我有下面的文本块，我试图用正则表达式分成 3 个块。当您看到名称字段时，它将开始一个新块。我怎样才能 return 全部 3 个块？

name: marvin
attribute: one
day: monday
dayalt: test    << this is a field that can sometimes show up
name: judy
attribute: two
day: tuesday
name: dot
attribute: three
day: wednesday

import re
lines = """name: marvin
attribute: one
day: monday
dayalt: test    << this is a field that can sometimes show up
name: judy
attribute: two
day: tuesday
name: dot
attribute: three
day: wednesday
"""

a=re.findall("(name.*)[\n\S\s]", lines, re.MULTILINE)

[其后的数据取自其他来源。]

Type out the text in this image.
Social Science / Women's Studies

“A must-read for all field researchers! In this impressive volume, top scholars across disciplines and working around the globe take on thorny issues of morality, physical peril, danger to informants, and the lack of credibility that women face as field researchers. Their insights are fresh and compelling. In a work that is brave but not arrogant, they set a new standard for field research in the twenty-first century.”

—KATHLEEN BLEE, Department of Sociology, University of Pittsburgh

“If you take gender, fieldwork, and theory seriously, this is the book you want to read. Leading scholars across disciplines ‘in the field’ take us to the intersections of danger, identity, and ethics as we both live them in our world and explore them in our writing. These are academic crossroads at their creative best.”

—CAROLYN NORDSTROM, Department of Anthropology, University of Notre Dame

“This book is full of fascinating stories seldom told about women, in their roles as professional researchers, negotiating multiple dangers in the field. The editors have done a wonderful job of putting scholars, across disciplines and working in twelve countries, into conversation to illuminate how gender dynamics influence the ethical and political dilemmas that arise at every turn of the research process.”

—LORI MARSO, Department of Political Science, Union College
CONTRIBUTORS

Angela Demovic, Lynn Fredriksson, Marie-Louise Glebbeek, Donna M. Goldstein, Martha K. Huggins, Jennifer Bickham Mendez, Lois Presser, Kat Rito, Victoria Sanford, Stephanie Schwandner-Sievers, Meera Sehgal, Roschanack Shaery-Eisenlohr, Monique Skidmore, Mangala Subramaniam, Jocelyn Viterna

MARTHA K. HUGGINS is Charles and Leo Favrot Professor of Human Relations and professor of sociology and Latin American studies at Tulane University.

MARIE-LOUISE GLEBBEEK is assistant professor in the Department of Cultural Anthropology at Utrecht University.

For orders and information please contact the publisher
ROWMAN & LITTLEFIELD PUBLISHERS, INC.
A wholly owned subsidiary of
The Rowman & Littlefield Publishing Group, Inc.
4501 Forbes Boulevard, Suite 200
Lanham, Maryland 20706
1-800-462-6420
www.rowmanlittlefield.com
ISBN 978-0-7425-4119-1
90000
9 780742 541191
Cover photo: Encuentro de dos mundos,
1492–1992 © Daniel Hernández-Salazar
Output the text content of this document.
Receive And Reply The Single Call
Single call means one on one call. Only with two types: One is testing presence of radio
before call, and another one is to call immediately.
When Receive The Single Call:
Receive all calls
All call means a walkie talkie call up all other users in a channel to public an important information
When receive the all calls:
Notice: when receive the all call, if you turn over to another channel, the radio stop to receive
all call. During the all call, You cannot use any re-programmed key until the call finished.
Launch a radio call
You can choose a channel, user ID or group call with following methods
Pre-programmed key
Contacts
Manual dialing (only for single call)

Block1 会 return 为 "name: marvin\nattribute: one\nday: monday\ndayalt: test

谢谢！

Answer 1

以下使用正先行的情况如何：

import re

lines = """name: marvin
attribute: one
day: monday
dayalt: test
name: judy
attribute: two
day: tuesday
name: dot
attribute: three
day: wednesday"""

blocks = re.findall(r"name: .*?(?=name: |$)", lines, re.DOTALL)
print(blocks)
# ['name: marvin\nattribute: one\nday: monday\ndayalt: test\n',
#  'name: judy\nattribute: two\nday: tuesday\n',
#  'name: dot\nattribute: three\nday: wednesday']

Answer 2

如果您使用 [\n\S\s]（可以写成 [\S\s]，因为 \s 也匹配换行符），则不需要 re.DOTALL 标志。

但是您的模式 (name.*)[\n\S\s] 只匹配 name 后跟该行的其余部分，然后是单个任意字符，因为字符 class 没有重复。

您可以省略使用非贪婪量词来防止不必要的回溯，而是匹配以 name: 开头的行，然后匹配所有不以它开头的行。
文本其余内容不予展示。